Aufgrund von Umweltauflagen sind kohle- und ölbefeuerte Kraftwerke innerhalb des Abgasstroms mit Reinigungsmodulen ausgerüstet, die die Entfernung von Schwefel- und Stickoxiden sicherstellen. Um die Entschwefelung und Entstickung unter optimalen Bedingungen durchführen zu können, werden sowohl in den Rauchgasentschwefelungs(REA)- als auch in den SCR/SNCR-Modulen Gas-Gas-Wärmetauscher eingesetzt. Bei Gas-Gas Wärmetauschern des Ljungström®-Typs kann Korrosion nachhaltig vermieden werden, indem dieser mit voll-korrosionsbeständigen Wärmeüberträgermodulen ausgerüstet wird.
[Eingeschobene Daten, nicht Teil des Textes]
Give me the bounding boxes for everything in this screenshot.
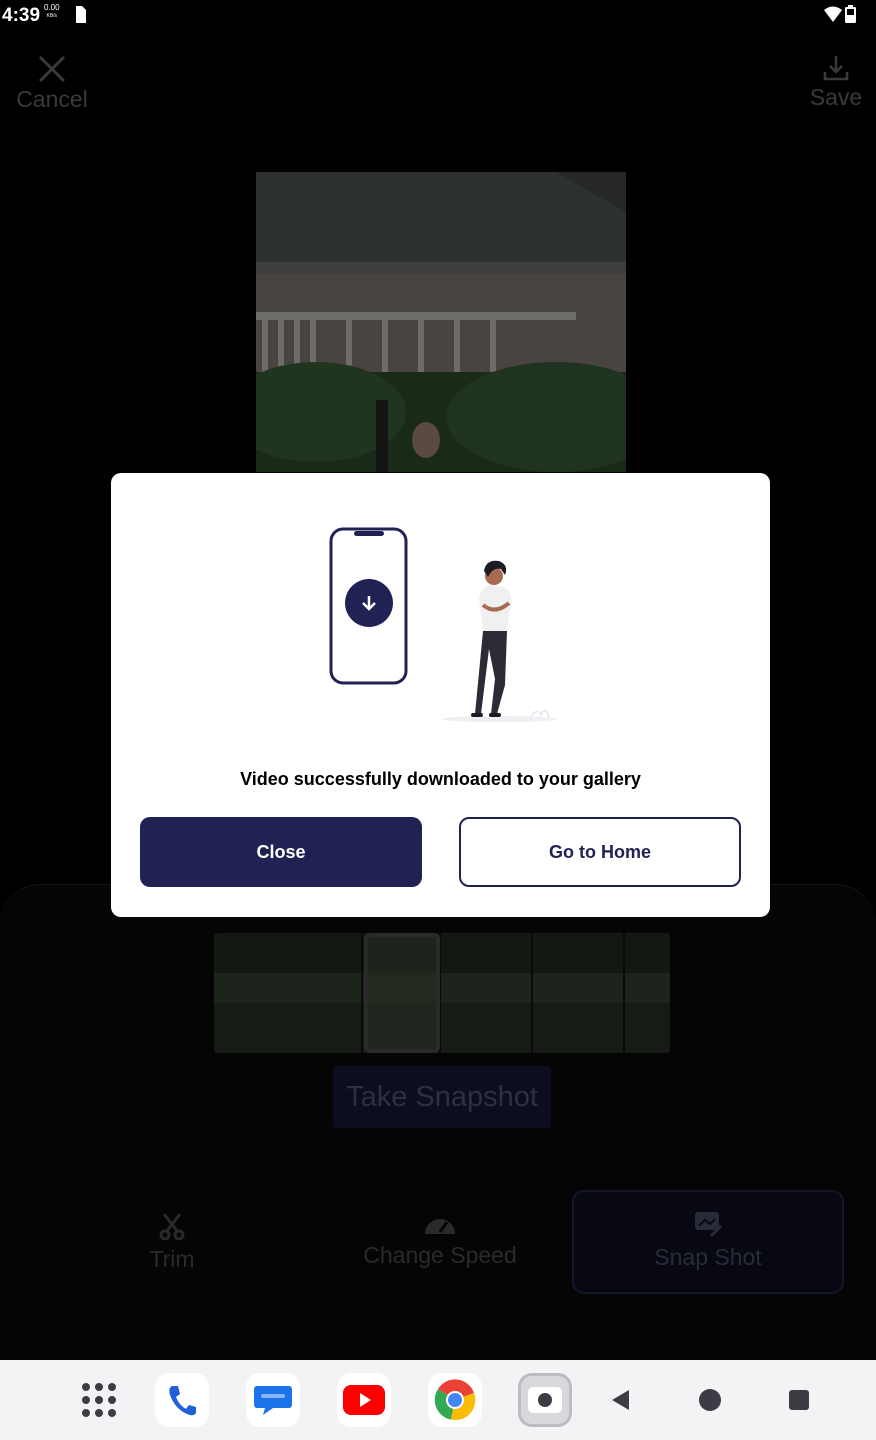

Die vorgestellten, innovativen Wärmetauscherelemente aus PTFE könnten sich als die ideale Lösung herausstellen für ein leichteres Abreinigen in der Zukunft.

Sauerstoffmessung mit Lichtgeschwindigkeit

David Gray und Kirk Buecher

In Kraftwerken ist gelöster Sauerstoff ein kritischer Parameter in der Wasseraufbereitung, im Wasserkreislauf sowie im Statorkühlsystem. Neue optische Messtechniken für gelösten Sauerstoff nutzen die Detektion von Fluoreszenzlicht und dessen Löschung bei Vorhandensein von Sauerstoff. Diese mittlerweile etablierte Technik kann in Kraftwerken zur Bestimmung des gelösten Sauerstoffs auch im unteren ppb-Bereich eingesetzt werden. Der aktuelle Stand optischer Sauerstoffsensoren, deren Anwendung in Kraftwerken und ein Vergleich mit ihren elektrochemischen Pendants werden diskutiert.

Betriebserfahrungen mit Kernkraftwerken 2014

Innerhalb des VGB-Fachausschusses „Kernkraftwerksbetrieb“ wird seit mehr als 30 Jahren ein intensiver Austausch von Betriebserfahrungen mit Kernkraftwerken gepflegt. An diesem Erfahrungsaustausch sind Kernkraftwerksbetreiber aus mehreren europäischen Ländern beteiligt. Über im Jahr 2014 erzielte Betriebsergebnisse sowie sicherheitsrelevante Ereignisse, wichtige Reparaturmaßnahmen und besondere Umrüstmaßnahmen wird aus Belgien, Deutschland, Finnland, den Niederlanden, der Schweiz und Spanien berichtet.